During the qualitative data analysis, ‘gmodels package’ [25] was used to calculate the frequency and percent of qualitative characteristics observed in the two goat populations. On the other hand, the quantitative data were analyzed using the ‘lsmeans package’ [26]. Tukey’s comparison test was used to compare the sub-factors that brought significant differences.
The statistical model used was:
$$Y_{ijk} = \,\mu \, + {\text{A}}_{i} \, + \,{\text{G}}_{j} + ({\text{A}} \times {\text{G}})_{ij} + e_{ijk} ,$$
where Yijk = the recorded k (body weight and linear body measurements) in the ith age and jth goat population; μ = overall mean; Ai = fixed effect of ith age (i = 1, 2, 3 and 4; 1 = 1PPI, 2 = 2PPI, 3 = 3PPI, and 4 = 4PPI); Gj = fixed effect of jth goat population (j = 1 and 2; 1 = Arab and 2 = Oromo); (A × G)ij = interaction effect of age with goat population; and eijk = effect of random residual error. Due to the fact that only a few male goats at older age classes (3PPI and 4PPI) were available in the study area, male animals were excluded from the model in the analysis of BW and LBMs.

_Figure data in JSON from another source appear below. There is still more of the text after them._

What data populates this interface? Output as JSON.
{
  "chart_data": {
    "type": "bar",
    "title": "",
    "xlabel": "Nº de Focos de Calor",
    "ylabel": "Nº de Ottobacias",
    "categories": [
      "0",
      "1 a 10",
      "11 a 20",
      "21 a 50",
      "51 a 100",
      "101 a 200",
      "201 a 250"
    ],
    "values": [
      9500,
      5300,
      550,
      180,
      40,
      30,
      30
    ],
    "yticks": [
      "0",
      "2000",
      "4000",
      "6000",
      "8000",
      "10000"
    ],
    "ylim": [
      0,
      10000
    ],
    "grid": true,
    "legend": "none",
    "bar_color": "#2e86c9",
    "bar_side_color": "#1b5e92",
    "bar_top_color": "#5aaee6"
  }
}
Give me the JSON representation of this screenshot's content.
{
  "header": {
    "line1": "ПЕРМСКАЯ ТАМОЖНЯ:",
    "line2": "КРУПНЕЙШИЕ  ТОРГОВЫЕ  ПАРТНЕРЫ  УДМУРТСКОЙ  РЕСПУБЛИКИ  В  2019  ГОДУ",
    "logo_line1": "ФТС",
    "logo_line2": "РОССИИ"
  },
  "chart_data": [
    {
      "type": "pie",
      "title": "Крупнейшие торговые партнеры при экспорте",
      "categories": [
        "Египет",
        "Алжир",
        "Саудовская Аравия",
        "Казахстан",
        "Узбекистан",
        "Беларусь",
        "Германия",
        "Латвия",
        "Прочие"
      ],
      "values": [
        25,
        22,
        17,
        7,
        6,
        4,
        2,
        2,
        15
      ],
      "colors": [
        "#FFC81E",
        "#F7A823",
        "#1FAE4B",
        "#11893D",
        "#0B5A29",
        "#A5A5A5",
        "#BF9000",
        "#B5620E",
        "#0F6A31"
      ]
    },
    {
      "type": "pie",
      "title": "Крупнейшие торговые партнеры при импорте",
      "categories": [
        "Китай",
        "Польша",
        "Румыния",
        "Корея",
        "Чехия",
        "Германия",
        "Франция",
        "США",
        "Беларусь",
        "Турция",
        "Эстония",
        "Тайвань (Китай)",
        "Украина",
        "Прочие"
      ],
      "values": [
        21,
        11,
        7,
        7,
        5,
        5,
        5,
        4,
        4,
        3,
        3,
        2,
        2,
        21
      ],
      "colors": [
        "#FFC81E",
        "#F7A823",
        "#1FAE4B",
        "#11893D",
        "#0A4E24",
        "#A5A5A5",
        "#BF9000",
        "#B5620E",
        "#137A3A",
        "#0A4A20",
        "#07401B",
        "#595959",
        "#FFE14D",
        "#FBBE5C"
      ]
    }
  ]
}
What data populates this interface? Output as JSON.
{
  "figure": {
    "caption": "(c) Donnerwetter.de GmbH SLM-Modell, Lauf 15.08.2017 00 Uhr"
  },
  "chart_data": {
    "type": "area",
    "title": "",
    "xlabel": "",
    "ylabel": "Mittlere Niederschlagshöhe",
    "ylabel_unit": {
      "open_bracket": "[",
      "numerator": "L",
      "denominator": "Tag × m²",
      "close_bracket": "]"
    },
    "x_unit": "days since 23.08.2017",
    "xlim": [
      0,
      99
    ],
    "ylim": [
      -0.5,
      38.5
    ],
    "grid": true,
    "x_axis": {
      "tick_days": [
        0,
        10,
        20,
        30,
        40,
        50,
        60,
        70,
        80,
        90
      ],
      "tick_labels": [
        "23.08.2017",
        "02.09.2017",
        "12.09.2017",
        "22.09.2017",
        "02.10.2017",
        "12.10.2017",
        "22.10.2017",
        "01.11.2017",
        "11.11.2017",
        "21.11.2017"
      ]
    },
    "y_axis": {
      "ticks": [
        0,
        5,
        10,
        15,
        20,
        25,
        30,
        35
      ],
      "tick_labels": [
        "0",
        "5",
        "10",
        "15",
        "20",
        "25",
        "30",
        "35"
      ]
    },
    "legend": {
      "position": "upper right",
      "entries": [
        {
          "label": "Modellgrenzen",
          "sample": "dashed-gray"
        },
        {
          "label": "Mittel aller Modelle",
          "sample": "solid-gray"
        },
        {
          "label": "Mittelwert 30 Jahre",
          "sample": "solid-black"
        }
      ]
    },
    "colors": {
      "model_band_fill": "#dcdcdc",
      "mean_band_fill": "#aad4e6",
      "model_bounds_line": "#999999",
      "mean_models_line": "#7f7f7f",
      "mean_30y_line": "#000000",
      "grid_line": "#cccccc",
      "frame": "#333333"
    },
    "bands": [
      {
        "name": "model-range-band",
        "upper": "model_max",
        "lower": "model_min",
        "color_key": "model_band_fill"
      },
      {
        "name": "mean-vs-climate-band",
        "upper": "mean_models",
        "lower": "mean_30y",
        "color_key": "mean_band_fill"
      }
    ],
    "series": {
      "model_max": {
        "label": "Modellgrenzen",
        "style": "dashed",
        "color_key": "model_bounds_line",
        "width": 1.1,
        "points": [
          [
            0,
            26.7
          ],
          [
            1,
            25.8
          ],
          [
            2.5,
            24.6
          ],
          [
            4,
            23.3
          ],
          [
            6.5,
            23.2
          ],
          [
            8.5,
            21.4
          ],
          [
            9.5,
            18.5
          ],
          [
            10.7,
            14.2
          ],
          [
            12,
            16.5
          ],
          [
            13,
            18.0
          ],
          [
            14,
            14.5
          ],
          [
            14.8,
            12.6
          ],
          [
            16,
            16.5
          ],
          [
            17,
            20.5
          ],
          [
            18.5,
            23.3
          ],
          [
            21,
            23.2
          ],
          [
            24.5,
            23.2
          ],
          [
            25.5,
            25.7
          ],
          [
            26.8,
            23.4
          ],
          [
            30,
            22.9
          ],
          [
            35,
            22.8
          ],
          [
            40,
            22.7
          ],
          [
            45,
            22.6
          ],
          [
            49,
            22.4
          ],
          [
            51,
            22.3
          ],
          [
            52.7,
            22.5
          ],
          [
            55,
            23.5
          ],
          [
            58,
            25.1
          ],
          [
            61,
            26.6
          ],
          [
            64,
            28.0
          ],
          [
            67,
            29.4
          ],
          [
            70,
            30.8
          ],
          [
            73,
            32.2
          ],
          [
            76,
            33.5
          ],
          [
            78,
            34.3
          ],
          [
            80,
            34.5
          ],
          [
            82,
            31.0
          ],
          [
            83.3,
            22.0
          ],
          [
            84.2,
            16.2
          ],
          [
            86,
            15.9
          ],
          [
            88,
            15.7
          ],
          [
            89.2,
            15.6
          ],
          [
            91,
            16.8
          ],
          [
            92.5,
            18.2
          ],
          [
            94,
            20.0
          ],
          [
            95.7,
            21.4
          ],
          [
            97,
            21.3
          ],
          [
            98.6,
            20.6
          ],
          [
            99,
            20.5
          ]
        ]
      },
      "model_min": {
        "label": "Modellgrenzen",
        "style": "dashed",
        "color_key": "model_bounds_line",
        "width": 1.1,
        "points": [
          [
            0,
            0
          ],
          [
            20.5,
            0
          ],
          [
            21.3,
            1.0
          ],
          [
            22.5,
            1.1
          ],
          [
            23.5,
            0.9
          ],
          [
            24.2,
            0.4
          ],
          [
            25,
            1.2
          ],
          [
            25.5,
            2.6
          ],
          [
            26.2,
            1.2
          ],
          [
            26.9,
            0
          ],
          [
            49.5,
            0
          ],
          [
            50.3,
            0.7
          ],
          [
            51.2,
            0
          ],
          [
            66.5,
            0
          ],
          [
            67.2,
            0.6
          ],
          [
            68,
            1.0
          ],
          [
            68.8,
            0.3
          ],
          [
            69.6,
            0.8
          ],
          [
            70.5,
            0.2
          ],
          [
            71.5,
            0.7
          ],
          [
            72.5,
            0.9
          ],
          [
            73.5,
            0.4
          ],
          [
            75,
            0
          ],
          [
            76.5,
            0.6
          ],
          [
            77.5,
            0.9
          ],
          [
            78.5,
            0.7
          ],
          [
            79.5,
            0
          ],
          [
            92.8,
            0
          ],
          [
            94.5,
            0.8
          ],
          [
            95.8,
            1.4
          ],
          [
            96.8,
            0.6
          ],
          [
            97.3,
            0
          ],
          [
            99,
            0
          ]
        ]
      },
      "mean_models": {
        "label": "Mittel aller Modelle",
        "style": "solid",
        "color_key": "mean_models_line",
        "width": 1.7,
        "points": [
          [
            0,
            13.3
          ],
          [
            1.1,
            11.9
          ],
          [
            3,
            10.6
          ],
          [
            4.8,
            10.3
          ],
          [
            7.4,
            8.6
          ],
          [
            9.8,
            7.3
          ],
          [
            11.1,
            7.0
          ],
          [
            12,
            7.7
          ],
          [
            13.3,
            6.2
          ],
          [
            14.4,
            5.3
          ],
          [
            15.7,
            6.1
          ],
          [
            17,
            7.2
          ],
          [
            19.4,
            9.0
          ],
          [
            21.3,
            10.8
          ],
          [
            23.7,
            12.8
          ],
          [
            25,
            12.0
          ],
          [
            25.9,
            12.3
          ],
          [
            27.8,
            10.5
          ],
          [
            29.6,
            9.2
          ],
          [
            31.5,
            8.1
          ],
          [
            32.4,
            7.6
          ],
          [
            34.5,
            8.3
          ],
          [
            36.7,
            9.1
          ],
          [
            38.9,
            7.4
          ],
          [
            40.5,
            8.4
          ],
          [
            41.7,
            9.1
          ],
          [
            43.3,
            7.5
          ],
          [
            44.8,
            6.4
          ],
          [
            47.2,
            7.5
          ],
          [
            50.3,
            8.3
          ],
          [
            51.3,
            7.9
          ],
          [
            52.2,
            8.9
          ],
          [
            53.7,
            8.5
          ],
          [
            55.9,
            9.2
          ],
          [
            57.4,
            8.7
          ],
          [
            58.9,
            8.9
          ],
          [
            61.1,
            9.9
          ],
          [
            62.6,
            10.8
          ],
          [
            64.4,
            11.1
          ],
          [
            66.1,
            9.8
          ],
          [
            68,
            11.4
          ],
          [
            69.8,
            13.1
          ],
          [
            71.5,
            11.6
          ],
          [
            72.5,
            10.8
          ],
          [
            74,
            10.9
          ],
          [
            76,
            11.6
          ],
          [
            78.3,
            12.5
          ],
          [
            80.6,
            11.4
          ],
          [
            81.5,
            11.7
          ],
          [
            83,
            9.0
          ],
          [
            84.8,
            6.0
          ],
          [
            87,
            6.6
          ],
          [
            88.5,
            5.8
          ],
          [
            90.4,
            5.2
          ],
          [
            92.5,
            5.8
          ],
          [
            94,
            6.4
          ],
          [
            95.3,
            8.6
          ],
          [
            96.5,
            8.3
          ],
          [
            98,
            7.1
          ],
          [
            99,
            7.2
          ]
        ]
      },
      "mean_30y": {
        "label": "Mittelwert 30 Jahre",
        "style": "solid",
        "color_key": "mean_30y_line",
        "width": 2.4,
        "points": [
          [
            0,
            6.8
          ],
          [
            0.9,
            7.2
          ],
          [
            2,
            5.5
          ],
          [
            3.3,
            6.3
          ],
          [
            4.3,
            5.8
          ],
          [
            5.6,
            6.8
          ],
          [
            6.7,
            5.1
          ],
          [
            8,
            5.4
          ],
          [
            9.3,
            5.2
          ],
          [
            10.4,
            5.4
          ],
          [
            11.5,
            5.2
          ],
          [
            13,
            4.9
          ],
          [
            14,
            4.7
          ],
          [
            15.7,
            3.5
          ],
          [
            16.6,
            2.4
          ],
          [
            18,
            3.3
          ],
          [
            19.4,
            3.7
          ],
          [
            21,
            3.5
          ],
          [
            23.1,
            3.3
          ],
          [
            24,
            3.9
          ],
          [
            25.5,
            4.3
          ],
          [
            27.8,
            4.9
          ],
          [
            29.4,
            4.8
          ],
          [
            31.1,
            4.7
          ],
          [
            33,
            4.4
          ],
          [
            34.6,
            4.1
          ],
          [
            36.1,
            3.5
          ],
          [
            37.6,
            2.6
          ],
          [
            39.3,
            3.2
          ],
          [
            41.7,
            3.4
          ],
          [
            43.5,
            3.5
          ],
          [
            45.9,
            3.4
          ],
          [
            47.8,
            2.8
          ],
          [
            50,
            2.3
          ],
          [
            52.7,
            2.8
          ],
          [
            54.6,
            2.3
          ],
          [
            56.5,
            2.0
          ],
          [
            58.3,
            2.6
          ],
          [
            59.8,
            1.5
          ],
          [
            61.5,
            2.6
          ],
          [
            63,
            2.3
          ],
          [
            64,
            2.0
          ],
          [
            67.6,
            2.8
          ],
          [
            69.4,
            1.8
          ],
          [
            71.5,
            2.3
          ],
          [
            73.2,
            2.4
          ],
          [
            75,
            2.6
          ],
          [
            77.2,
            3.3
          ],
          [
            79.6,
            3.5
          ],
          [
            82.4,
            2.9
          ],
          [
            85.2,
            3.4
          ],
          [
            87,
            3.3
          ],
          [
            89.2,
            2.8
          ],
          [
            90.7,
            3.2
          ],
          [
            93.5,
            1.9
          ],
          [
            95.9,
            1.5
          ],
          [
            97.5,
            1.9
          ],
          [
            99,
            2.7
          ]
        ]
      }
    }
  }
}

Pearson’s correlation coefficient (r) values were computed to assess the relationship between BW and LBM using ‘dplyr package’ [27]. Live BW was regressed on LBMs using stepwise multiple linear regression analysis. The coefficient of determination (R2) was used to assess the accuracy of prediction equations between BW and LBMs. Furthermore, MSE (mean square of error) was calculated from each fitted regression equation. In the first step, all LBMs were entered together into the equation for each goat population. Then, a group of variables having the maximum R2 and minimum MSE were selected. In addition, Akaike’s information criteria (AIC) and the Bayesian information criteria (BIC) were considered. In the second step, the variables which were selected by maximum R2 and minimum MSE were entered together into the model to find the best fitted regression equation:
$$Y_{i} = \beta_{0} + \beta_{1} X_{1} + \,\beta_{2} X_{2} \, + \,\beta_{3} X_{3} + \beta_{4} X_{4} + \beta_{5} X_{5} + \beta_{6} X_{6} + e_{i} ,$$
where Yi = dependent variable (BW); β0 = intercept; X1,..., X6 = independent variables (CG, BL, WH, PW, HL and EL); β1,..., β6 = regression coefficients of the variables X1,..., X6; and ei = residual random error.